The Epitaph Issue 3

Published: December 4, 2013

By Shauli Bar-On

Can we trust it?  

Any student who has ever had to do a research project knows how to cite sources. For as long as students can remember, teachers have never found Wikipedia to be a credible source.

Like many other students, I was initially extremely irritated by this and wanted to challenge teachers’ opinions, but while many students and adults alike may find my current conclusion a burden, ultimately, Wikipedia is not a valid source for research projects.

The website, which was launched in 2001, is a non-profit organization for providing an easy access to free-to-edit articles on just about anything. It is important to note however, that WIkipedia is not a scholarly encyclopedia, nor does it regard itself as such. It is merely a website that provides general, broad information on various subjects. Nonetheless, Wikipedia is ranked fifth in international views with 500 million unique viewers per month.

Wikipedia’s open-nature forum allows for non-expert writers to write factual errors and hoax articles. Due to the danger of these errors, Wikipedia has created a factual patrol group.

However, this group is voluntary and there is no way for Wikipedia to check whether or not the editor is legitimate. In order to begin contributing, a Wikipedia member must pass a fact test. It is important to note that there is no way for Wikipedia to tell who took this fact test, and who is actually editing or writing the articles.
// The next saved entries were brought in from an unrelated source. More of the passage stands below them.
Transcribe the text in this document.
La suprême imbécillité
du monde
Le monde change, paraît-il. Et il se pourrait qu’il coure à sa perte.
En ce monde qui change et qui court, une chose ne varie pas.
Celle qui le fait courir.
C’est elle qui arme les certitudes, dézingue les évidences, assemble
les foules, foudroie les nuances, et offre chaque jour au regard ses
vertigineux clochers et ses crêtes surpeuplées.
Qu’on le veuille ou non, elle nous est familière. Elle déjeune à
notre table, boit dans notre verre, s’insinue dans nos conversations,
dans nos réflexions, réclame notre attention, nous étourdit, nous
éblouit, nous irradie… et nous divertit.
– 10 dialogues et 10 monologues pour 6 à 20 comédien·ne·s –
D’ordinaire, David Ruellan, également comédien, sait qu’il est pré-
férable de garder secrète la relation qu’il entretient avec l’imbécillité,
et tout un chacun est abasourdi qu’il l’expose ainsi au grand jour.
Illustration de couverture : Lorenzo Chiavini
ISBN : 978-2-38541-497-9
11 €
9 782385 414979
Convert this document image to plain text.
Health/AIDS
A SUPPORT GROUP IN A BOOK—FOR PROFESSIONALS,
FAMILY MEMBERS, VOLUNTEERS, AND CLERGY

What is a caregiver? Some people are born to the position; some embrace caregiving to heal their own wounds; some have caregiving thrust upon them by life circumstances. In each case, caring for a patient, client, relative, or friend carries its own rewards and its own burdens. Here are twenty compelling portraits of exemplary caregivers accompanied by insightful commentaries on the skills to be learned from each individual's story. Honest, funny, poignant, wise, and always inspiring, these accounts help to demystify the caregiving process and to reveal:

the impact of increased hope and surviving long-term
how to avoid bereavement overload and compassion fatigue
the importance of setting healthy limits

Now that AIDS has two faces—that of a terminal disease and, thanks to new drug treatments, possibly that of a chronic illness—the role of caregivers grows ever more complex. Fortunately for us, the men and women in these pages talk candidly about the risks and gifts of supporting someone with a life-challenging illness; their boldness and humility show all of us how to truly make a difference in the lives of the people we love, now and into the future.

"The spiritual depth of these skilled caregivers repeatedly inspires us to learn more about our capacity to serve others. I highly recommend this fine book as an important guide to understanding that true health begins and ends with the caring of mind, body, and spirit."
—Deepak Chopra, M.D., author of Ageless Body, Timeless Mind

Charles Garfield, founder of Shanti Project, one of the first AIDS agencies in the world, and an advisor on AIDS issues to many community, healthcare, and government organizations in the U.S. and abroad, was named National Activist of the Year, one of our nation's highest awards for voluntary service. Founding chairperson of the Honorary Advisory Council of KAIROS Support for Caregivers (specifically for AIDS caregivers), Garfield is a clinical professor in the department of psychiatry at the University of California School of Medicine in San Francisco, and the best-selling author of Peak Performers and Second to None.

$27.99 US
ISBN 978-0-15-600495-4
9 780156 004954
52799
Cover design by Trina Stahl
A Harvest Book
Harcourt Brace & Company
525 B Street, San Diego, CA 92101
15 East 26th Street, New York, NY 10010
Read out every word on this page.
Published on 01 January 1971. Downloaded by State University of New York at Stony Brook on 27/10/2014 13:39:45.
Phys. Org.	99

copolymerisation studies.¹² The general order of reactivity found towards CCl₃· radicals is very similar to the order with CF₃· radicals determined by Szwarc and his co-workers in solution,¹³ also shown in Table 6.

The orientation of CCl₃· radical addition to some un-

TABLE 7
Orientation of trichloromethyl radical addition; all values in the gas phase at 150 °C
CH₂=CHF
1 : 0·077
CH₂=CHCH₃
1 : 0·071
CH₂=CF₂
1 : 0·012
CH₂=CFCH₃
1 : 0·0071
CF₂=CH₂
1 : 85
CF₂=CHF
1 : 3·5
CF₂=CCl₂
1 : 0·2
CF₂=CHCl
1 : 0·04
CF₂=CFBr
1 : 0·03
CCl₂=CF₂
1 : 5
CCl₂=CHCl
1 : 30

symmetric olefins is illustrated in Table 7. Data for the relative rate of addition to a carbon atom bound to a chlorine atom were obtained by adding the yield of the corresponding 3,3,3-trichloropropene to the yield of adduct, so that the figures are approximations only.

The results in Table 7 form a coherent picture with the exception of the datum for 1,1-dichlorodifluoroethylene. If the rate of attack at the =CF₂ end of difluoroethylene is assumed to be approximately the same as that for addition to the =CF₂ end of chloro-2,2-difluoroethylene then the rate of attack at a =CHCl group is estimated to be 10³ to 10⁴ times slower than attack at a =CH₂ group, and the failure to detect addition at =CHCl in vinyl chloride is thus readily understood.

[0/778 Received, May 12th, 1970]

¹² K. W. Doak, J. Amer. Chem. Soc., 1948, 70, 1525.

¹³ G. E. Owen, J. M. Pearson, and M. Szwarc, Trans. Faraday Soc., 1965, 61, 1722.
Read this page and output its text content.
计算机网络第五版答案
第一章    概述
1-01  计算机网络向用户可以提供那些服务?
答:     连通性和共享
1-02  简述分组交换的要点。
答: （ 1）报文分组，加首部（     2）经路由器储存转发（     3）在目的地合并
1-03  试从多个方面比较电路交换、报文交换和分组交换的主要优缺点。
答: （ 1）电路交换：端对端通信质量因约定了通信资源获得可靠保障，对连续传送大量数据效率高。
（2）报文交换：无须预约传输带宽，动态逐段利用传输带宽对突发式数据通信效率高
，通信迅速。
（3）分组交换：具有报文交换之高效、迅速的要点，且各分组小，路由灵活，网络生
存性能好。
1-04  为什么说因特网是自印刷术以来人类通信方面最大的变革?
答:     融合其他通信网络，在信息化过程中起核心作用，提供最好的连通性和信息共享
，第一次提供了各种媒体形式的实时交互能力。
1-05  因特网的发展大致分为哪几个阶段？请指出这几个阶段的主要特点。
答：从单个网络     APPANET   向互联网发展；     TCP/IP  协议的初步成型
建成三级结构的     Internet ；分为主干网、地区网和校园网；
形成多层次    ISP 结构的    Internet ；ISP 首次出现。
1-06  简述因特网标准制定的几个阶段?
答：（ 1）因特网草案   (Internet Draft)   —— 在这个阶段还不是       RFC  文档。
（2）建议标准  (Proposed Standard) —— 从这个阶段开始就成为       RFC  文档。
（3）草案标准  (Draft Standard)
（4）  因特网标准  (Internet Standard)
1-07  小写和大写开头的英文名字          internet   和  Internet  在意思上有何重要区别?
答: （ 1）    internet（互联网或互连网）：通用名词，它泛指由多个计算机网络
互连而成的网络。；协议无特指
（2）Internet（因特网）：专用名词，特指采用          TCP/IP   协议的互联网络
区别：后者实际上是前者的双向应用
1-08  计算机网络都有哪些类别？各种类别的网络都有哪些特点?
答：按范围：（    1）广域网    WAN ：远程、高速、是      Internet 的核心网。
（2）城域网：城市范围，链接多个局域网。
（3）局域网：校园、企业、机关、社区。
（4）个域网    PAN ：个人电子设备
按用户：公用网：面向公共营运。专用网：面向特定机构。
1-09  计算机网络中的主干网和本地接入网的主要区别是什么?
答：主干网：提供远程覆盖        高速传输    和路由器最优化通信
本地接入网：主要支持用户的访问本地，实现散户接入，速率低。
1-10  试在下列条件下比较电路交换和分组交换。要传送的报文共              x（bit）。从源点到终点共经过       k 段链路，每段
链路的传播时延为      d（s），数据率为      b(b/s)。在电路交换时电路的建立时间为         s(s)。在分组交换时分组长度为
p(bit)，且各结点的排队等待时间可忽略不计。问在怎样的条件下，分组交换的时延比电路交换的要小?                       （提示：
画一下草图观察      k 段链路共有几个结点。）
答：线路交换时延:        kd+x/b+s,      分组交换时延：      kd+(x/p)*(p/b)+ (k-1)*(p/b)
Nature, an internationally acclaimed science education movement, conducted a nature-study and compared the science articles in Encyclopedia Britannica, an online website published by experts, and Wikipedia’s science articles. The study, comparing forty-two articles, found four serious errors in both websites. However, Wikipedia had at least forty more factual and spelling errors than Encyclopedia Britannica.

Cornell University’s follow-up study also concluded that Wikipedia’s articles are not scholarly, and should only be used to obtain general information about a concept.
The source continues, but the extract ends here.